Nitekim, aynı ilkeler Hukuk Genel Kurulunun 13.04.2011 gün ve 2010/2-751 E. 2011/96 K.; 12.09.2012 gün ve 2012/2 E. 2012/551 K. ve 25.02.2015 gün 2013/9-1447 E., 2015/854 K. sayılı kararlarında da benimsenmiştir.
Yargılama sırasında dinlenen, davacı tanığı ..., halen Yavuz Selim İlköğretim Okulunda çalıştığını, davacının da 1996 yılından itibaren işyerinde çalıştığını beyan etmiştir. Davacının, davalıya ait işyerinde çalışıp çalışmadığının belirlenmesi için davacı tanığı ...’e ait işyeri ve SGK kayıtlarının da araştırılması gerekmektedir.

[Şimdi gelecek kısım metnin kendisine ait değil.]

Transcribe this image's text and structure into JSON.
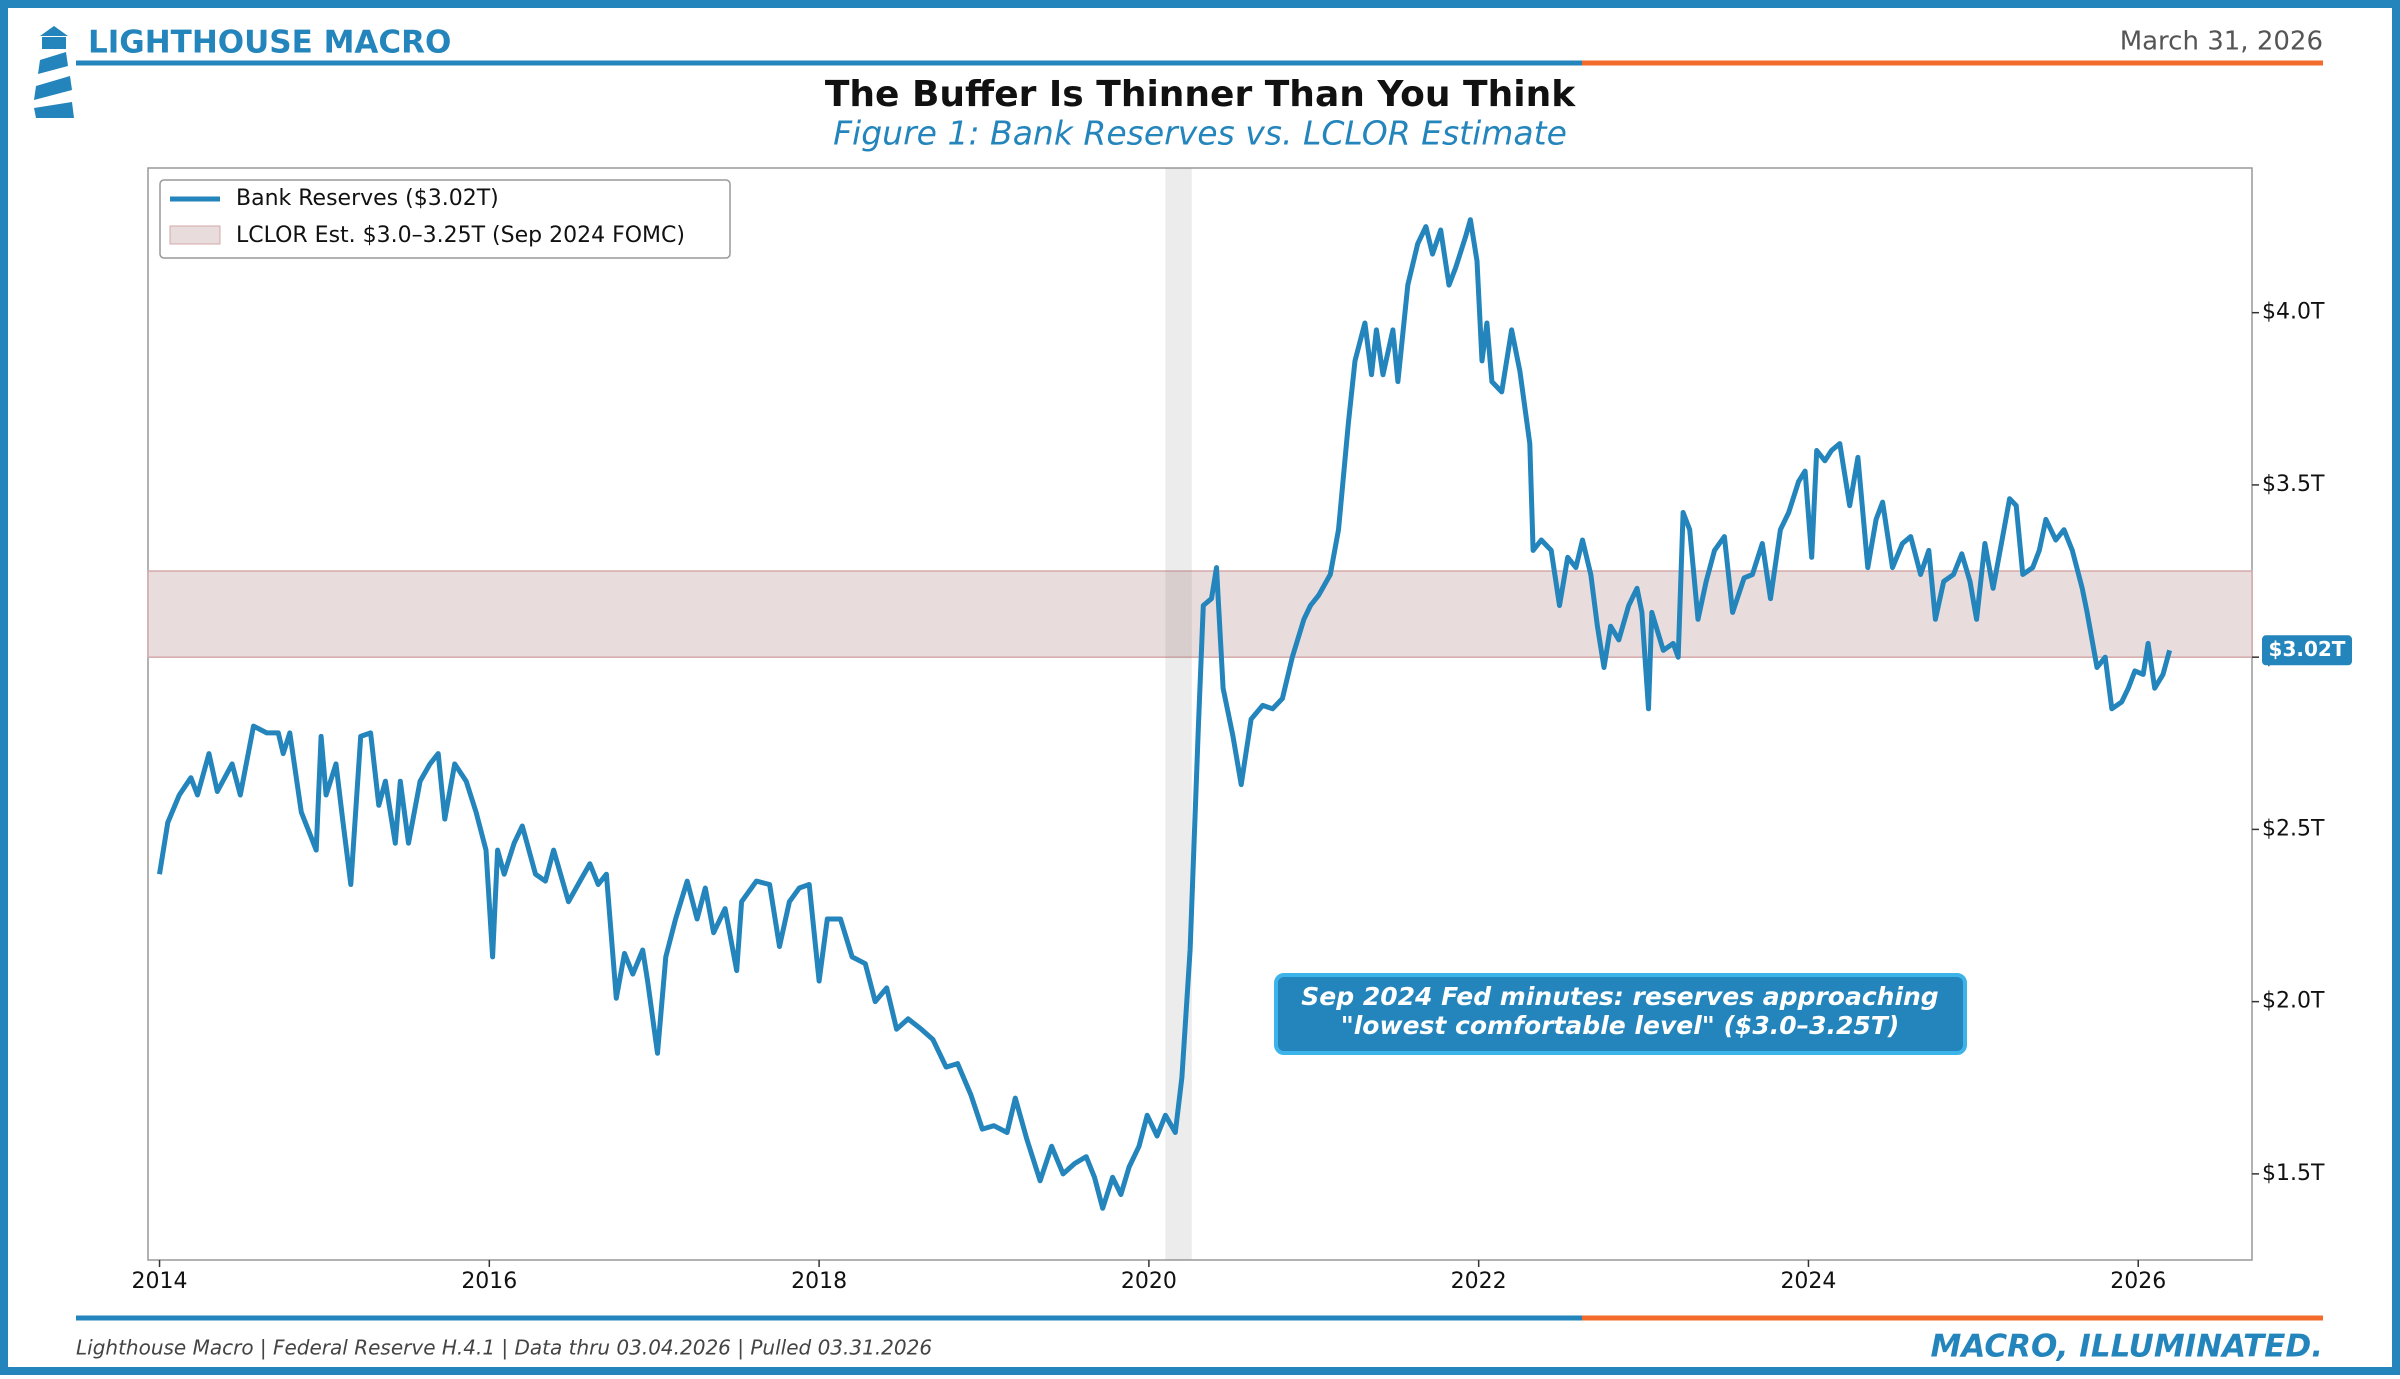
{
  "brand": "LIGHTHOUSE MACRO",
  "date": "March 31, 2026",
  "footer": {
    "source": "Lighthouse Macro | Federal Reserve H.4.1 | Data thru 03.04.2026 | Pulled 03.31.2026",
    "tagline": "MACRO, ILLUMINATED."
  },
  "chart_data": {
    "type": "line",
    "title": "The Buffer Is Thinner Than You Think",
    "subtitle": "Figure 1: Bank Reserves vs. LCLOR Estimate",
    "x": [
      2014.0,
      2014.05,
      2014.12,
      2014.19,
      2014.23,
      2014.3,
      2014.35,
      2014.44,
      2014.49,
      2014.57,
      2014.65,
      2014.72,
      2014.75,
      2014.79,
      2014.86,
      2014.95,
      2014.98,
      2015.01,
      2015.07,
      2015.11,
      2015.16,
      2015.22,
      2015.28,
      2015.33,
      2015.37,
      2015.43,
      2015.46,
      2015.51,
      2015.58,
      2015.64,
      2015.69,
      2015.73,
      2015.79,
      2015.86,
      2015.92,
      2015.98,
      2016.02,
      2016.05,
      2016.09,
      2016.15,
      2016.2,
      2016.28,
      2016.34,
      2016.39,
      2016.48,
      2016.55,
      2016.61,
      2016.66,
      2016.71,
      2016.77,
      2016.82,
      2016.87,
      2016.93,
      2016.96,
      2017.02,
      2017.07,
      2017.13,
      2017.2,
      2017.26,
      2017.31,
      2017.36,
      2017.43,
      2017.5,
      2017.53,
      2017.62,
      2017.7,
      2017.76,
      2017.82,
      2017.88,
      2017.94,
      2018.0,
      2018.05,
      2018.13,
      2018.2,
      2018.28,
      2018.34,
      2018.41,
      2018.47,
      2018.54,
      2018.62,
      2018.69,
      2018.77,
      2018.84,
      2018.92,
      2018.99,
      2019.06,
      2019.14,
      2019.19,
      2019.26,
      2019.34,
      2019.41,
      2019.48,
      2019.55,
      2019.62,
      2019.67,
      2019.72,
      2019.78,
      2019.83,
      2019.88,
      2019.94,
      2019.99,
      2020.05,
      2020.1,
      2020.16,
      2020.2,
      2020.25,
      2020.3,
      2020.33,
      2020.38,
      2020.41,
      2020.45,
      2020.51,
      2020.56,
      2020.62,
      2020.69,
      2020.75,
      2020.81,
      2020.87,
      2020.94,
      2020.98,
      2021.03,
      2021.1,
      2021.15,
      2021.21,
      2021.25,
      2021.31,
      2021.35,
      2021.38,
      2021.42,
      2021.48,
      2021.51,
      2021.57,
      2021.63,
      2021.68,
      2021.72,
      2021.77,
      2021.82,
      2021.86,
      2021.92,
      2021.95,
      2021.99,
      2022.02,
      2022.05,
      2022.08,
      2022.14,
      2022.2,
      2022.25,
      2022.31,
      2022.33,
      2022.38,
      2022.44,
      2022.49,
      2022.54,
      2022.59,
      2022.63,
      2022.68,
      2022.72,
      2022.76,
      2022.8,
      2022.85,
      2022.91,
      2022.96,
      2022.99,
      2023.03,
      2023.05,
      2023.12,
      2023.18,
      2023.21,
      2023.24,
      2023.28,
      2023.33,
      2023.38,
      2023.43,
      2023.49,
      2023.54,
      2023.61,
      2023.66,
      2023.72,
      2023.77,
      2023.83,
      2023.88,
      2023.94,
      2023.98,
      2024.02,
      2024.05,
      2024.1,
      2024.14,
      2024.19,
      2024.25,
      2024.3,
      2024.36,
      2024.41,
      2024.45,
      2024.51,
      2024.57,
      2024.62,
      2024.68,
      2024.73,
      2024.77,
      2024.82,
      2024.88,
      2024.93,
      2024.98,
      2025.02,
      2025.07,
      2025.12,
      2025.17,
      2025.22,
      2025.26,
      2025.3,
      2025.36,
      2025.4,
      2025.44,
      2025.5,
      2025.55,
      2025.6,
      2025.66,
      2025.69,
      2025.75,
      2025.8,
      2025.84,
      2025.9,
      2025.94,
      2025.98,
      2026.03,
      2026.06,
      2026.1,
      2026.15,
      2026.19
    ],
    "series": [
      {
        "name": "Bank Reserves ($3.02T)",
        "color": "#2385bb",
        "values": [
          2.37,
          2.52,
          2.6,
          2.65,
          2.6,
          2.72,
          2.61,
          2.69,
          2.6,
          2.8,
          2.78,
          2.78,
          2.72,
          2.78,
          2.55,
          2.44,
          2.77,
          2.6,
          2.69,
          2.53,
          2.34,
          2.77,
          2.78,
          2.57,
          2.64,
          2.46,
          2.64,
          2.46,
          2.64,
          2.69,
          2.72,
          2.53,
          2.69,
          2.64,
          2.55,
          2.44,
          2.13,
          2.44,
          2.37,
          2.46,
          2.51,
          2.37,
          2.35,
          2.44,
          2.29,
          2.35,
          2.4,
          2.34,
          2.37,
          2.01,
          2.14,
          2.08,
          2.15,
          2.06,
          1.85,
          2.13,
          2.24,
          2.35,
          2.24,
          2.33,
          2.2,
          2.27,
          2.09,
          2.29,
          2.35,
          2.34,
          2.16,
          2.29,
          2.33,
          2.34,
          2.06,
          2.24,
          2.24,
          2.13,
          2.11,
          2.0,
          2.04,
          1.92,
          1.95,
          1.92,
          1.89,
          1.81,
          1.82,
          1.73,
          1.63,
          1.64,
          1.62,
          1.72,
          1.6,
          1.48,
          1.58,
          1.5,
          1.53,
          1.55,
          1.49,
          1.4,
          1.49,
          1.44,
          1.52,
          1.58,
          1.67,
          1.61,
          1.67,
          1.62,
          1.78,
          2.15,
          2.8,
          3.15,
          3.17,
          3.26,
          2.91,
          2.77,
          2.63,
          2.82,
          2.86,
          2.85,
          2.88,
          3.0,
          3.11,
          3.15,
          3.18,
          3.24,
          3.37,
          3.68,
          3.86,
          3.97,
          3.82,
          3.95,
          3.82,
          3.95,
          3.8,
          4.08,
          4.2,
          4.25,
          4.17,
          4.24,
          4.08,
          4.13,
          4.22,
          4.27,
          4.15,
          3.86,
          3.97,
          3.8,
          3.77,
          3.95,
          3.83,
          3.62,
          3.31,
          3.34,
          3.31,
          3.15,
          3.29,
          3.26,
          3.34,
          3.24,
          3.09,
          2.97,
          3.09,
          3.05,
          3.15,
          3.2,
          3.13,
          2.85,
          3.13,
          3.02,
          3.04,
          3.0,
          3.42,
          3.37,
          3.11,
          3.22,
          3.31,
          3.35,
          3.13,
          3.23,
          3.24,
          3.33,
          3.17,
          3.37,
          3.42,
          3.51,
          3.54,
          3.29,
          3.6,
          3.57,
          3.6,
          3.62,
          3.44,
          3.58,
          3.26,
          3.4,
          3.45,
          3.26,
          3.33,
          3.35,
          3.24,
          3.31,
          3.11,
          3.22,
          3.24,
          3.3,
          3.22,
          3.11,
          3.33,
          3.2,
          3.33,
          3.46,
          3.44,
          3.24,
          3.26,
          3.31,
          3.4,
          3.34,
          3.37,
          3.31,
          3.2,
          3.13,
          2.97,
          3.0,
          2.85,
          2.87,
          2.91,
          2.96,
          2.95,
          3.04,
          2.91,
          2.95,
          3.02
        ]
      }
    ],
    "band": {
      "name": "LCLOR Est. $3.0–3.25T (Sep 2024 FOMC)",
      "color": "#e9dcdc",
      "values": [
        3.0,
        3.25
      ]
    },
    "shade_x": [
      2020.1,
      2020.26
    ],
    "end_label": {
      "value": 3.02,
      "label": "$3.02T"
    },
    "annotation": [
      "Sep 2024 Fed minutes: reserves approaching",
      "\"lowest comfortable level\" ($3.0–3.25T)"
    ],
    "xlim": [
      2013.93,
      2026.69
    ],
    "xticks": [
      2014,
      2016,
      2018,
      2020,
      2022,
      2024,
      2026
    ],
    "ylim": [
      1.25,
      4.42
    ],
    "yticks": [
      {
        "value": 1.5,
        "label": "$1.5T"
      },
      {
        "value": 2.0,
        "label": "$2.0T"
      },
      {
        "value": 2.5,
        "label": "$2.5T"
      },
      {
        "value": 3.0,
        "label": "$3.0T"
      },
      {
        "value": 3.5,
        "label": "$3.5T"
      },
      {
        "value": 4.0,
        "label": "$4.0T"
      }
    ],
    "grid": false,
    "legend": "upper left"
  }
}
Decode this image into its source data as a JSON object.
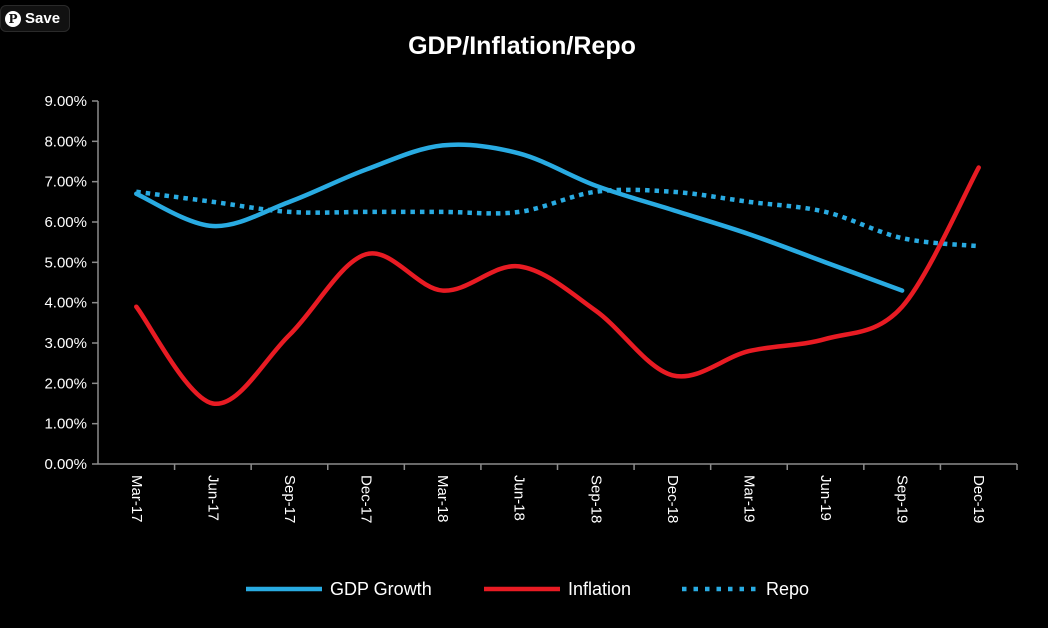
{
  "pin_button": {
    "label": "Save",
    "icon": "pinterest-icon"
  },
  "chart_data": {
    "type": "line",
    "title": "GDP/Inflation/Repo",
    "xlabel": "",
    "ylabel": "",
    "categories": [
      "Mar-17",
      "Jun-17",
      "Sep-17",
      "Dec-17",
      "Mar-18",
      "Jun-18",
      "Sep-18",
      "Dec-18",
      "Mar-19",
      "Jun-19",
      "Sep-19",
      "Dec-19"
    ],
    "ylim": [
      0,
      9
    ],
    "y_ticks": [
      "0.00%",
      "1.00%",
      "2.00%",
      "3.00%",
      "4.00%",
      "5.00%",
      "6.00%",
      "7.00%",
      "8.00%",
      "9.00%"
    ],
    "grid": false,
    "legend_position": "bottom",
    "series": [
      {
        "name": "GDP Growth",
        "color": "#29abe2",
        "style": "solid",
        "values": [
          6.7,
          5.9,
          6.5,
          7.3,
          7.9,
          7.7,
          6.9,
          6.3,
          5.7,
          5.0,
          4.3,
          null
        ]
      },
      {
        "name": "Inflation",
        "color": "#e81b23",
        "style": "solid",
        "values": [
          3.9,
          1.5,
          3.2,
          5.2,
          4.3,
          4.9,
          3.8,
          2.2,
          2.8,
          3.1,
          3.9,
          7.35
        ]
      },
      {
        "name": "Repo",
        "color": "#29abe2",
        "style": "dotted",
        "values": [
          6.75,
          6.5,
          6.25,
          6.25,
          6.25,
          6.25,
          6.75,
          6.75,
          6.5,
          6.25,
          5.6,
          5.4
        ]
      }
    ]
  }
}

Açıklanan nedenlerle, yerel mahkeme direnme kararı belirtilen değişik gerekçe ile bozulmalıdır.
SONUÇ: Davalı Bakanlık vekilinin temyiz itirazlarının kabulü ile direnme kararının yukarıda gösterilen bu değişik nedenlerden dolayı BOZULMASINA, karar düzeltme yolu kapalı olmak üzere 22.02.2017 gününde oybirliği ile karar verildi.